Since then, the price of gold’s momentum has been impressive, closing at a five-week high of $1,181 on Jan. 5. The gains even came against the hawkish tone presented by the Fed minutes released on Jan. 4.
On this six-month chart below, we not only see the recent bottom, but we also see positive trends in both the RSI and MACD – two indicators of strength in the gold market. These trends have been moving higher despite the downward trending 50-day moving average in the gold price.
What precipitated the change in direction for the price of gold? I think the most likely culprit was a topping out of the U.S. Dollar Index (DXY). Gold’s low reached on Dec. 15 matched the point at which the dollar peaked near 103 basis points. And just like in 2015, the gold price low came the very day after the Fed announced a rate hike.
Maybe, just maybe, history is repeating…
In the chart above, the blue line represents the SPDR Gold Trust ETF (NYSE Arca: GLD) – which follows the price of gold – and the red line represents PowerShares U.S. Dollar Index (NYSE Arca: UUP) – which follows the dollar. It seems as though gold was sensing the dollar’s run was getting tired and pounced on that weakness. In other words, it was a case of “sell the rumor, buy the news.”
The dollar topped at 103.82 on Jan. 3 – the first trading day of 2017 – and pulled what now looks like a head fake. By Thursday, Jan. 5, the DXY was more than 250 basis points lower, trading as low as 101.3 by midday.
While the U.S. Dollar Index is showing signs of topping or at least tiring, there are three other factors that will fuel the gold price rally in 2017.
Here’s our specific gold price target for the second half of the year…
Where the Price of Gold Will Be by the Second Half of 2017
Gold prices will reach $1,400 by the third quarter – a gain of 19.1% from today’s price of $1,175. And there are three reasons why we’re confident in that price target.
The first reason is rising inflation.
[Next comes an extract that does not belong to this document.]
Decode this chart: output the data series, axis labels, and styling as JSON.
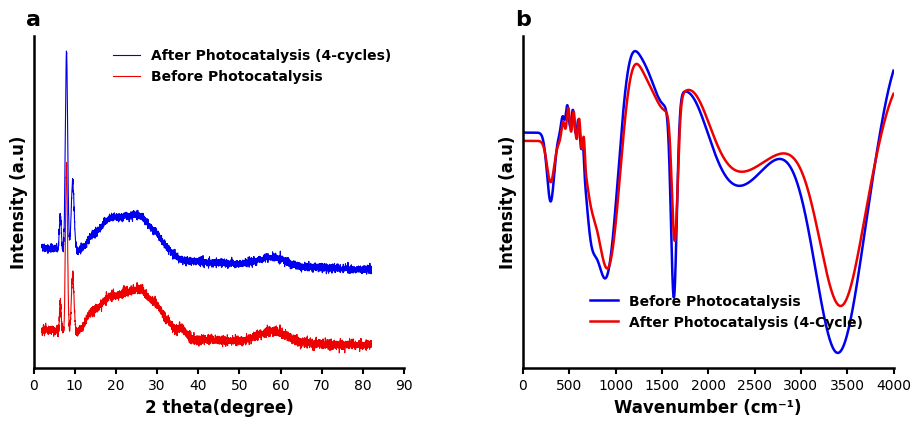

High bond yields indicate rising inflation, and yields are at their highest in over two years. Since mid-December, the 10-Year Treasury yield has hovered near 2.5% — the highest since September 2015. Gold is typically a safe-haven investment, meaning more investors will buy it to protect their portfolios from the negative effects of inflation.
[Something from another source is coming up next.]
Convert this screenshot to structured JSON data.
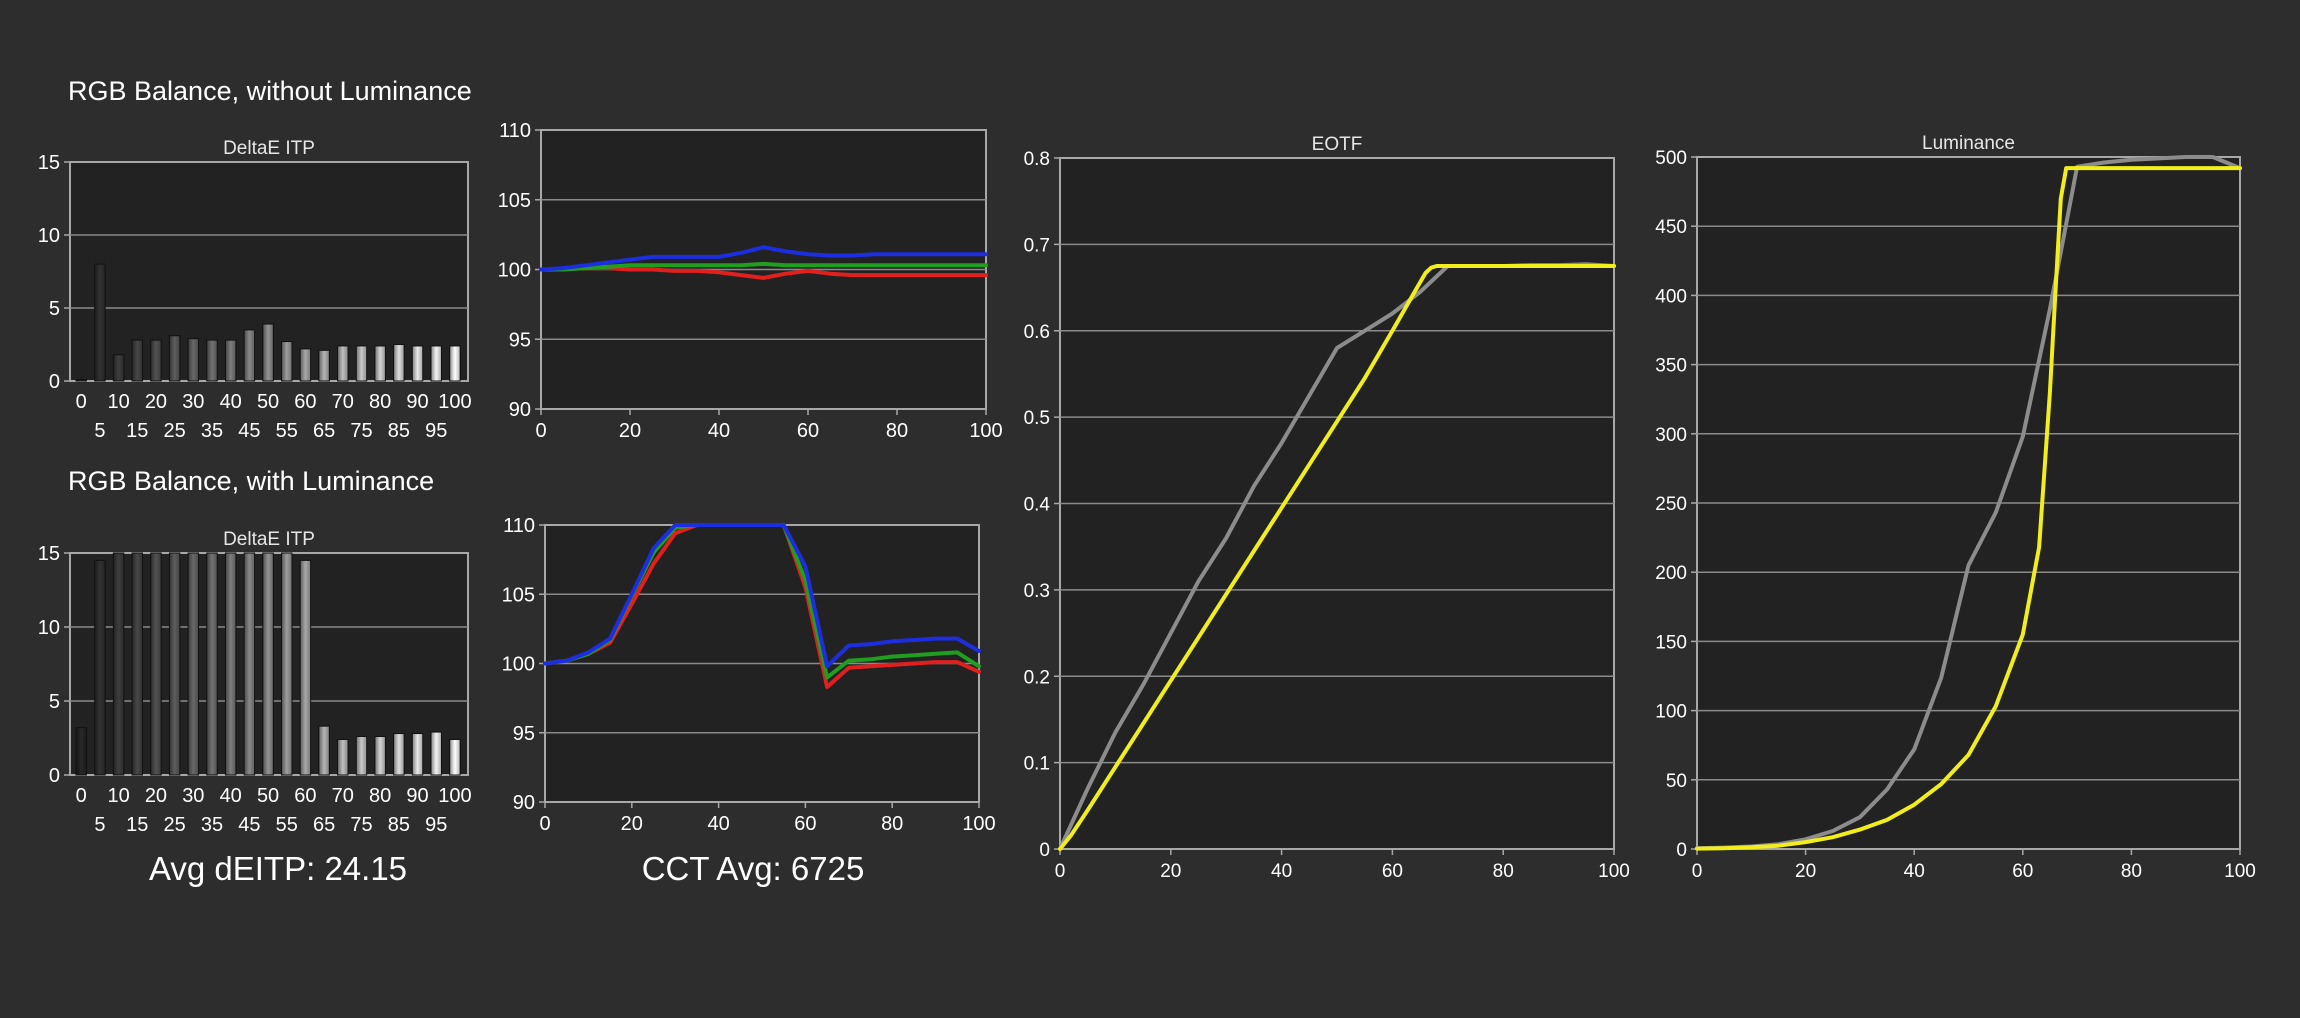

The second reason behind the 2017 gold price rally is India – the world’s largest gold importer. The Indian government is considering slashing gold import taxes from 10% to 6%. The idea is to discourage the smuggling of gold into the country, which had swelled since the government had raised duties earlier in 2016. Although many speculate the government might limit the number of gold imports, a cut in import taxes would incentivize citizens to buy more gold. This would boost global gold prices regardless of import restrictions.
And the third factor is a possible surge in buying from the Islamic community. Several weeks ago, I told you that Bahrain’s Accounting and Auditing Organization for Islamic Financial Institutions was about to provide guidelines for metals investments. These guidelines would comply with Sharia law. With those guidelines now released, Islamic buyers can more easily invest in the precious metals arena. And that could mean a lot of buying from a group with a historical affinity to gold.
With all these positive factors at play, $1,400 gold in 2017 is looking a whole lot more attainable.